‘Estamos falhando no planejamento, criação e administração das nossas cidades’, diz chefe da ONU

O secretário-geral da ONU se reuniu com lideranças globais do setor de moradia durante a primeira sessão de planejamento da Habitat III, conferência que debaterá estratégias para cidades mais sustentáveis.

Projeto de habitação do ONU-Habitat em Porto Príncipe, Haiti. Foto: ONU-Habitat

Projeto de habitação do ONU-Habitat em Porto Príncipe, Haiti. Foto: ONU-Habitat

A partir de 2050, as projeções indicam que dois terços da humanidade viverão nas cidades e por isso um bom planejamento urbano é vital para o desenvolvimento, comentou o secretário-geral da ONU, Ban Ki-moon, nesta quarta-feira (16) ao grupo de representantes internacionais de governos e especialistas em moradia durante a primeira sessão de preparação para a Conferência de Moradia e Desenvolvimento Urbano que acontecerá em 2016, chamada também de Habitat III.

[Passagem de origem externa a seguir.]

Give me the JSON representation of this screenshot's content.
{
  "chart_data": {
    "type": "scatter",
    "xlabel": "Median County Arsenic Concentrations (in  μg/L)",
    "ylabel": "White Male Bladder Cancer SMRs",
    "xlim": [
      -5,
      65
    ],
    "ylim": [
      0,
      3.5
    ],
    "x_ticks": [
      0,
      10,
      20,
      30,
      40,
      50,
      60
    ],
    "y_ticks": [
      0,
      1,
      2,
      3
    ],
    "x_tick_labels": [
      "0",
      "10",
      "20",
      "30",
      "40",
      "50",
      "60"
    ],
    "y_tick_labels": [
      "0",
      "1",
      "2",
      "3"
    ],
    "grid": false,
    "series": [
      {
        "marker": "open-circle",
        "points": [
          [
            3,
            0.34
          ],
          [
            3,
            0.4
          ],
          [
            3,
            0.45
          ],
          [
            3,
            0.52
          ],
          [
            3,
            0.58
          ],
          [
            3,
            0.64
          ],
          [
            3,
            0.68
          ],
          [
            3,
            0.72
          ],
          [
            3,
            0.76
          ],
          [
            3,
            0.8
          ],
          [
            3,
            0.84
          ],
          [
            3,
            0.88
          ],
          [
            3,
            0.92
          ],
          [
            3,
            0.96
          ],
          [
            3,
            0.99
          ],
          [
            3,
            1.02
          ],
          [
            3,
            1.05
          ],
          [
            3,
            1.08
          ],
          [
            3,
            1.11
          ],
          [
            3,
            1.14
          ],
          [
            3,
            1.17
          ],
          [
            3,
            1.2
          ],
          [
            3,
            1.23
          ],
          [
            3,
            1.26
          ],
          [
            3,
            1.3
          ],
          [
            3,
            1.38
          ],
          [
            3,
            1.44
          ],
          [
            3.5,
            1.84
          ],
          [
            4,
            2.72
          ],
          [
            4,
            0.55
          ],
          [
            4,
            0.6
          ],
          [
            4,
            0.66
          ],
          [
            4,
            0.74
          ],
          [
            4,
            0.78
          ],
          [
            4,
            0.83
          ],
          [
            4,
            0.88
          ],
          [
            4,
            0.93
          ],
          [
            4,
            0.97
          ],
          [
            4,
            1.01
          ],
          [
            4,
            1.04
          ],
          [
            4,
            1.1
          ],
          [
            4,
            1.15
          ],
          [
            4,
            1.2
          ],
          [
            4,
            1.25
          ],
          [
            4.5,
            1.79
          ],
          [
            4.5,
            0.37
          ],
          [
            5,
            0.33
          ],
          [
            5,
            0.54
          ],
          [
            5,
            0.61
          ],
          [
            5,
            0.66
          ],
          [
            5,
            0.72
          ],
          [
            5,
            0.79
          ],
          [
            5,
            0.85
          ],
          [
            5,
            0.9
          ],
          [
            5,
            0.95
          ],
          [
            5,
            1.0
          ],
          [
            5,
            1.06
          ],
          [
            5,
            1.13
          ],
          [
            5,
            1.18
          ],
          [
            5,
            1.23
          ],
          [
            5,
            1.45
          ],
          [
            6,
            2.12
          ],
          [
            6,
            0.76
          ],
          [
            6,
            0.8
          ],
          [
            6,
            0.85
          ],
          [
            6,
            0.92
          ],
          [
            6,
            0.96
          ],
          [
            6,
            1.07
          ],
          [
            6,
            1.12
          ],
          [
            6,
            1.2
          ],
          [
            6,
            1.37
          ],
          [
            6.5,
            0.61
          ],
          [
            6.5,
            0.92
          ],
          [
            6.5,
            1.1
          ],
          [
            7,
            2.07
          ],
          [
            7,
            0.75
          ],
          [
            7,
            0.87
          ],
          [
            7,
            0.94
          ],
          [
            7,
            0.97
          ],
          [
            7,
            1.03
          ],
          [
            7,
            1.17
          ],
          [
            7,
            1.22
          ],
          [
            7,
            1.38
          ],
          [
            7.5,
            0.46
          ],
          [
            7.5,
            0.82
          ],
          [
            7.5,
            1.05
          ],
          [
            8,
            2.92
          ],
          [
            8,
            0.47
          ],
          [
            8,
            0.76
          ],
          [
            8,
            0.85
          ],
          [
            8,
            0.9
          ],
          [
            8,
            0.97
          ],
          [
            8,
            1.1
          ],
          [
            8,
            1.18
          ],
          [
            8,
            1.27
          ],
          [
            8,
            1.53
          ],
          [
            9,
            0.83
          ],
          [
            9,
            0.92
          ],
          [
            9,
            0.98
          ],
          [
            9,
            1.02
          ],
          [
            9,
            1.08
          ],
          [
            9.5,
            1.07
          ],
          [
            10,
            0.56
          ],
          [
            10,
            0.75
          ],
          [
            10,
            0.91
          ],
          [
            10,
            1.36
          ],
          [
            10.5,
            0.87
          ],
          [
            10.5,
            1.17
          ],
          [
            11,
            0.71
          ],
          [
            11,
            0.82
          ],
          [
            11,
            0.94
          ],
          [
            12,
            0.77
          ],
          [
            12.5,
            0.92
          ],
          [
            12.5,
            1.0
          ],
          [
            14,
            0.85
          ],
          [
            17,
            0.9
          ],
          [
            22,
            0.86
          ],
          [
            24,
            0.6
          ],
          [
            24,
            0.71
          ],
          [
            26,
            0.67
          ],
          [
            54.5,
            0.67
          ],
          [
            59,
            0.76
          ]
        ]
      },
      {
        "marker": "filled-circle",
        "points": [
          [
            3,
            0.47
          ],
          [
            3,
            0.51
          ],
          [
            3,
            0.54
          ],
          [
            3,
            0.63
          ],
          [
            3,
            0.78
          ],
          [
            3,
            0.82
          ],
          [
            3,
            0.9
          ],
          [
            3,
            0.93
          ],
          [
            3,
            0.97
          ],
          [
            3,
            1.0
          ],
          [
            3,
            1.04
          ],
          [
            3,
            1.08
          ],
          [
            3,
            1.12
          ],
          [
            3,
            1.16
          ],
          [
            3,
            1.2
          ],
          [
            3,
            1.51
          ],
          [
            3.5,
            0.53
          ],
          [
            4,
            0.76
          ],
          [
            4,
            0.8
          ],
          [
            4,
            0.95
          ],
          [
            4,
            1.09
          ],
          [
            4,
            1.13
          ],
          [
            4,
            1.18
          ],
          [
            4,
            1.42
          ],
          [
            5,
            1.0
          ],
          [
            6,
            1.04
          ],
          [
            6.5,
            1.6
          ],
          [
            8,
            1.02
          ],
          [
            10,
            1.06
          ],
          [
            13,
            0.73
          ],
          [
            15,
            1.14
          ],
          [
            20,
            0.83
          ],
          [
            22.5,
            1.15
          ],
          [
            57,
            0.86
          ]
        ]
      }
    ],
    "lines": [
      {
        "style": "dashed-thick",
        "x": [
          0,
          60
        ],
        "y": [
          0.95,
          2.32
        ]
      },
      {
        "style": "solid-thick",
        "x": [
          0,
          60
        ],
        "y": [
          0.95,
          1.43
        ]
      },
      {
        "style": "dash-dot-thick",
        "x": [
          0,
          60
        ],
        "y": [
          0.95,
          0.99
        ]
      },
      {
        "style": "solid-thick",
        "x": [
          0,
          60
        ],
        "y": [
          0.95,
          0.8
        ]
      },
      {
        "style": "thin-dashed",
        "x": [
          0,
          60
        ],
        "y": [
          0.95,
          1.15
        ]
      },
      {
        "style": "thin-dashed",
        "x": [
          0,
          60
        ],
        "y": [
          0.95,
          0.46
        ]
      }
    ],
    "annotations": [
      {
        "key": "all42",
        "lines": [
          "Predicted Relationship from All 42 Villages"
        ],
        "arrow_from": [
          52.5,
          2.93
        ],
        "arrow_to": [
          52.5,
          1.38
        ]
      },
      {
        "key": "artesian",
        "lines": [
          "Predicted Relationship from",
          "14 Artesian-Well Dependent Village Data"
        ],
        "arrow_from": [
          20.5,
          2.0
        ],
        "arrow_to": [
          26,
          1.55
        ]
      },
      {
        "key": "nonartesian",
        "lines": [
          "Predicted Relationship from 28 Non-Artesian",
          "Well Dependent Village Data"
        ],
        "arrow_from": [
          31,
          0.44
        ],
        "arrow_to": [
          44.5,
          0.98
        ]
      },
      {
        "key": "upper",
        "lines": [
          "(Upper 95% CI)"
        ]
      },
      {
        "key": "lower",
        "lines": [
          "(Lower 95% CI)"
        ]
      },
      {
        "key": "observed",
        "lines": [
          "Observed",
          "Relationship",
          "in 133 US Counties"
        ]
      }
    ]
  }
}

“As Nações Unidas continuam a promover um desenvolvimento urbano equitativo nos nossos assentamentos urbanos, vilarejos, municípios, cidades e países”, disse Ban, adicionando que a Habitat III terá um papel importante em transformar os centros urbanos em lugares mais “inclusivos, seguros, resilientes e sustentáveis”.

O secretário-geral da Habitat III e diretor executivo do Programa das Nações Unidas para os Assentamentos Humanos (ONU-Habitat) ressaltou que a Conferência significa uma “oportunidade para mudar a maneira em que vemos as cidades e como elas estão crescendo”. Acrescentou que o fato de 70% da população estar prevista para viver nas cidades na metade do século não pode ser usado como desculpa para uma expansão urbana desenfreada que nos leve a viver em cidades “mais segregadas, desiguais, injustas e intolerantes”.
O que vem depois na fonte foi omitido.